Looking for an escape? Searching for an exciting, hilarious, fun adventure film for the whole family?

I highly recommend Luc Besson’s The Extraordinary Adventures of Adèle Blanc-Sec. Globe-trotting adventure, over-the-top comedy, extravagant costumes, Egyptian tomb-raiding, and a rampaging pterodactyl… this movie has all of that and more.

And it just arrived on Netflix.

Now, before you set your hopes too high, let me clarify: The Extraordinary Adventures of Adèle Blanc-Sec is a very silly movie. It’ll remind you of the goofiest Indiana Jones adventures. But it never aims to be anything more serious or sophisticated than a good-humored, old-fashioned adventure.

In fact, it’s based on a 1976 comic book adventure written and illustrated by Jacques Tardi, and it feels like a labor of love made by filmmakers who are nostalgic for the stories they loved in their youth. You can feel their enthusiasm in everything from the movie’s sumptuous colors and costumes to its ambitious world-building.

Remember Luc Besson’s The Fifth Element? That remains one of the strangest of space-fantasy films… like a great grandchild of Star Wars that wanted to be Blade Runner, Die Hard, and Spaceballs all at once, frosted with music video madness. Its highs are so dazzlingly high, and its lows… well, if you don’t mind the way Chris Tucker takes over the movie in Act 3, then there aren’t any lows. There are only tangents. Really, really bizarre tangents.

Similarly, Adèle Blanc-Sec is like the great granddaughter of Raiders of the Lost Ark, but she really wants to be both Amelie and Tomb Raider. The highs are high (if not dazzlingly high). And the lows… well, there aren’t any. Just a lot of zany tangents. (Wait until you see how the pterodactyl deals with its parental impulses.)

Louise Bourgoin makes an engaging heroine, but the real scene stealers are Mathieu Amalric in the most spectacularly ugly makeover since Tom Cruise in Tropic Thunder, and Gilles Lellouche, whose Inspector Caponi is a brilliantly bumbling lawman right out a French cartoon.

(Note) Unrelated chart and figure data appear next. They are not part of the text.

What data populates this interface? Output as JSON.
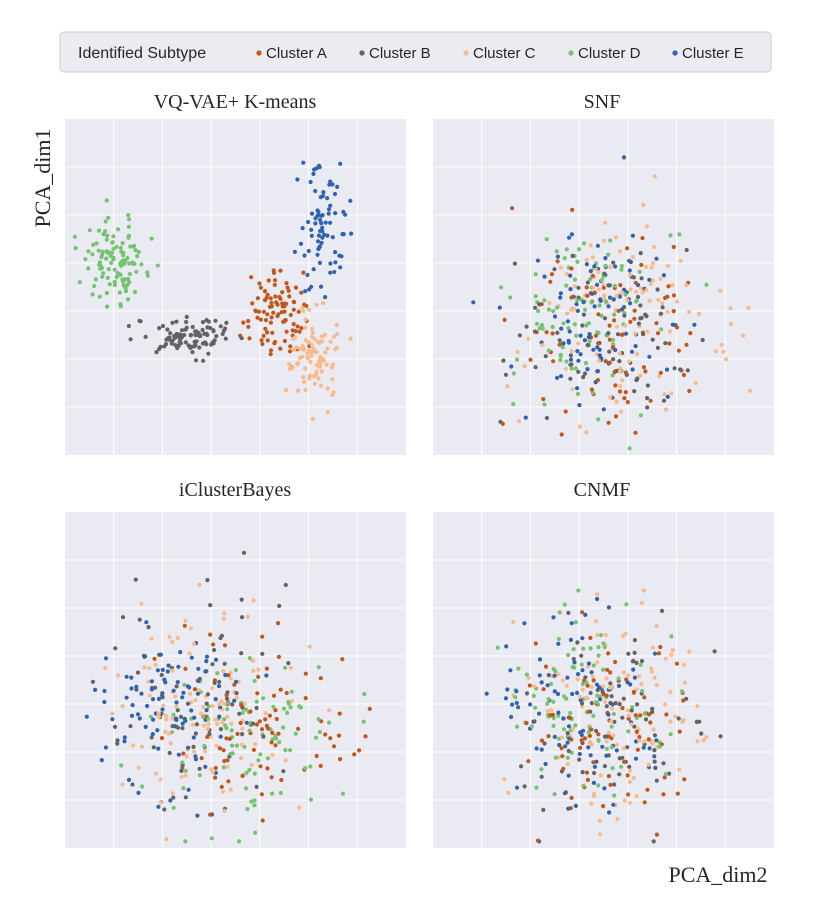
{
  "chart_data": {
    "type": "scatter",
    "xlabel": "PCA_dim2",
    "ylabel": "PCA_dim1",
    "legend": {
      "title": "Identified Subtype",
      "position": "top",
      "entries": [
        {
          "name": "Cluster A",
          "color": "#c2571a"
        },
        {
          "name": "Cluster B",
          "color": "#636363"
        },
        {
          "name": "Cluster C",
          "color": "#f8b98b"
        },
        {
          "name": "Cluster D",
          "color": "#74c36f"
        },
        {
          "name": "Cluster E",
          "color": "#2f62b0"
        }
      ]
    },
    "grid": true,
    "tick_labels_visible": false,
    "xlim": [
      -3.4,
      4.0
    ],
    "ylim": [
      -3.2,
      4.4
    ],
    "panels": [
      {
        "title": "VQ-VAE+ K-means",
        "layout": "separated",
        "clusters": [
          {
            "name": "Cluster D",
            "center": [
              -2.3,
              1.2
            ],
            "spread": [
              0.35,
              0.45
            ],
            "count": 110
          },
          {
            "name": "Cluster B",
            "center": [
              -0.7,
              -0.5
            ],
            "spread": [
              0.55,
              0.22
            ],
            "count": 95
          },
          {
            "name": "Cluster A",
            "center": [
              1.2,
              0.0
            ],
            "spread": [
              0.35,
              0.5
            ],
            "count": 95
          },
          {
            "name": "Cluster C",
            "center": [
              2.0,
              -0.9
            ],
            "spread": [
              0.25,
              0.5
            ],
            "count": 90
          },
          {
            "name": "Cluster E",
            "center": [
              2.2,
              2.0
            ],
            "spread": [
              0.25,
              0.7
            ],
            "count": 80
          }
        ]
      },
      {
        "title": "SNF",
        "layout": "mixed",
        "clusters": [
          {
            "name": "Cluster A",
            "center": [
              0.4,
              -0.5
            ],
            "spread": [
              0.9,
              1.0
            ],
            "count": 85
          },
          {
            "name": "Cluster B",
            "center": [
              0.3,
              -0.3
            ],
            "spread": [
              1.0,
              1.0
            ],
            "count": 80
          },
          {
            "name": "Cluster C",
            "center": [
              0.9,
              -0.2
            ],
            "spread": [
              1.0,
              1.2
            ],
            "count": 110
          },
          {
            "name": "Cluster D",
            "center": [
              0.0,
              0.0
            ],
            "spread": [
              0.9,
              1.1
            ],
            "count": 95
          },
          {
            "name": "Cluster E",
            "center": [
              0.0,
              0.0
            ],
            "spread": [
              0.8,
              1.1
            ],
            "count": 95
          }
        ]
      },
      {
        "title": "iClusterBayes",
        "layout": "mixed",
        "clusters": [
          {
            "name": "Cluster A",
            "center": [
              0.8,
              -0.6
            ],
            "spread": [
              1.0,
              0.9
            ],
            "count": 85
          },
          {
            "name": "Cluster B",
            "center": [
              -0.6,
              0.2
            ],
            "spread": [
              0.9,
              1.1
            ],
            "count": 80
          },
          {
            "name": "Cluster C",
            "center": [
              -0.4,
              0.0
            ],
            "spread": [
              0.9,
              1.1
            ],
            "count": 110
          },
          {
            "name": "Cluster D",
            "center": [
              0.6,
              -0.6
            ],
            "spread": [
              1.0,
              0.9
            ],
            "count": 95
          },
          {
            "name": "Cluster E",
            "center": [
              -1.0,
              -0.2
            ],
            "spread": [
              0.8,
              1.0
            ],
            "count": 100
          }
        ]
      },
      {
        "title": "CNMF",
        "layout": "mixed",
        "clusters": [
          {
            "name": "Cluster A",
            "center": [
              0.5,
              -0.4
            ],
            "spread": [
              0.9,
              1.0
            ],
            "count": 85
          },
          {
            "name": "Cluster B",
            "center": [
              0.4,
              -0.3
            ],
            "spread": [
              1.0,
              1.0
            ],
            "count": 80
          },
          {
            "name": "Cluster C",
            "center": [
              0.8,
              -0.2
            ],
            "spread": [
              1.0,
              1.2
            ],
            "count": 110
          },
          {
            "name": "Cluster D",
            "center": [
              0.0,
              0.0
            ],
            "spread": [
              0.9,
              1.1
            ],
            "count": 95
          },
          {
            "name": "Cluster E",
            "center": [
              -0.1,
              0.0
            ],
            "spread": [
              0.8,
              1.1
            ],
            "count": 95
          }
        ]
      }
    ]
  }
}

And speaking of cartoons, on several occasions I was reminded of Spielberg’s Tintin, and that made me think about how much more I would have enjoyed a non-animated version of that film… something styled like this that allowed us the pleasure of old-fashioned movie magic: real costumes, real sets, real makeup, real (or more real) performances, real stunts, real light and shadow.

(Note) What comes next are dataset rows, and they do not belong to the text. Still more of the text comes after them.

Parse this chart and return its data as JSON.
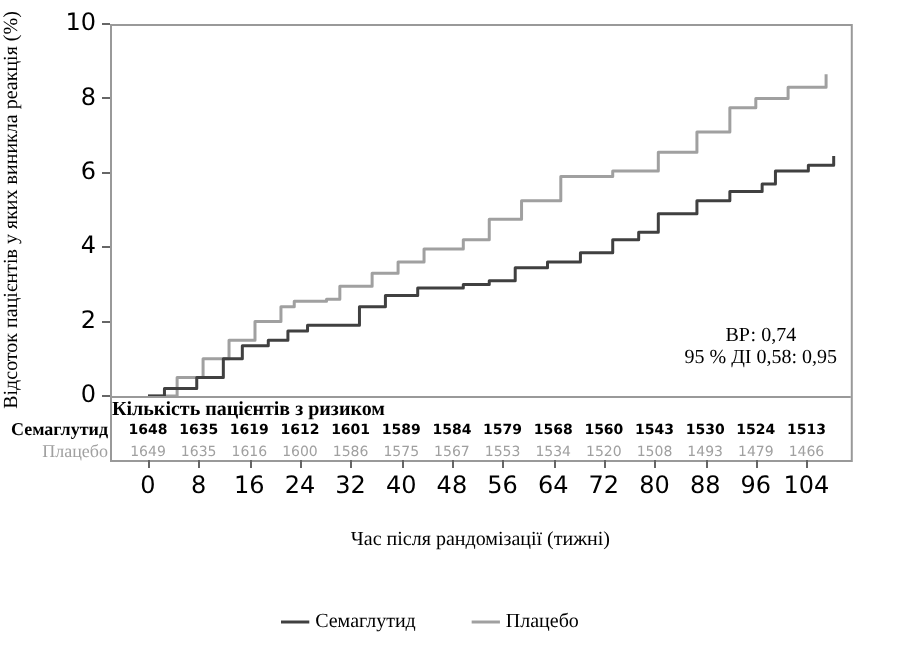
{
  "chart_data": {
    "type": "step",
    "xlabel": "Час після рандомізації (тижні)",
    "ylabel": "Відсоток пацієнтів у яких виникла реакція (%)",
    "xlim": [
      -6,
      111
    ],
    "xticks": [
      0,
      8,
      16,
      24,
      32,
      40,
      48,
      56,
      64,
      72,
      80,
      88,
      96,
      104
    ],
    "ylim": [
      0,
      10
    ],
    "yticks": [
      0,
      2,
      4,
      6,
      8,
      10
    ],
    "grid": false,
    "legend": "bottom",
    "marker": "none",
    "line_style": "solid",
    "series": [
      {
        "name": "Семаглутид",
        "color": "#404040",
        "x": [
          0,
          2.6,
          7.7,
          11.9,
          14.9,
          19,
          22.1,
          25.2,
          29.3,
          33.4,
          37.5,
          42.6,
          49.8,
          53.9,
          58,
          63.1,
          68.3,
          73.4,
          77.5,
          80.6,
          86.7,
          91.9,
          97,
          99.1,
          104.3,
          108.3
        ],
        "values": [
          0,
          0.2,
          0.5,
          1.0,
          1.35,
          1.5,
          1.75,
          1.9,
          1.9,
          2.4,
          2.7,
          2.9,
          3.0,
          3.1,
          3.45,
          3.6,
          3.85,
          4.2,
          4.4,
          4.9,
          5.25,
          5.5,
          5.7,
          6.05,
          6.2,
          6.45
        ]
      },
      {
        "name": "Плацебо",
        "color": "#a0a0a0",
        "x": [
          0,
          4.6,
          8.7,
          12.8,
          16.9,
          21,
          23.1,
          28.2,
          30.3,
          35.4,
          39.5,
          43.6,
          49.8,
          53.9,
          59,
          65.2,
          73.4,
          77.5,
          80.6,
          86.7,
          91.9,
          96,
          101.1,
          107.1
        ],
        "values": [
          0,
          0.5,
          1.0,
          1.5,
          2.0,
          2.4,
          2.55,
          2.6,
          2.95,
          3.3,
          3.6,
          3.95,
          4.2,
          4.75,
          5.25,
          5.9,
          6.05,
          6.05,
          6.55,
          7.1,
          7.75,
          8.0,
          8.3,
          8.65
        ]
      }
    ],
    "annotations": [
      "ВР: 0,74",
      "95 % ДІ 0,58: 0,95",
      "Кількість пацієнтів з ризиком",
      "1648",
      "1635",
      "1619",
      "1612",
      "1601",
      "1589",
      "1584",
      "1579",
      "1568",
      "1560",
      "1543",
      "1530",
      "1524",
      "1513",
      "1649",
      "1635",
      "1616",
      "1600",
      "1586",
      "1575",
      "1567",
      "1553",
      "1534",
      "1520",
      "1508",
      "1493",
      "1479",
      "1466"
    ]
  }
}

If there’s been anything lacking on the big screen in recent years, it’s that guilt-free fun that the whole family can enjoy together. (I know I mentioned Raiders and Amelie for comparison, but this film lacks all of those movies’ harder edges. It’s surprising modest and gore-free.) It may not amount to more than the sum of its genre-crazy parts, but it felt like seeing a glorious big-screen rendition of one of the stories I imagined as a kid.

And for that, I’m grateful.

I’d like to know why it wasn’t a hit in America, and why it bombed so badly in France. It doesn’t make any sense to me that it took so long to become available in the U.S.

(Wait, I know why it wasn’t a hit in America. The Fifth Element starred Bruce Willis, and the characters spoke English. This doesn’t star American celebrities, and Americans tend to dislike films that don’t have the decency to speak The American Language. Oh well… they’re missing out.)

I think this film deserves an audience.

And I say, “Bring on a sequel, Besson!”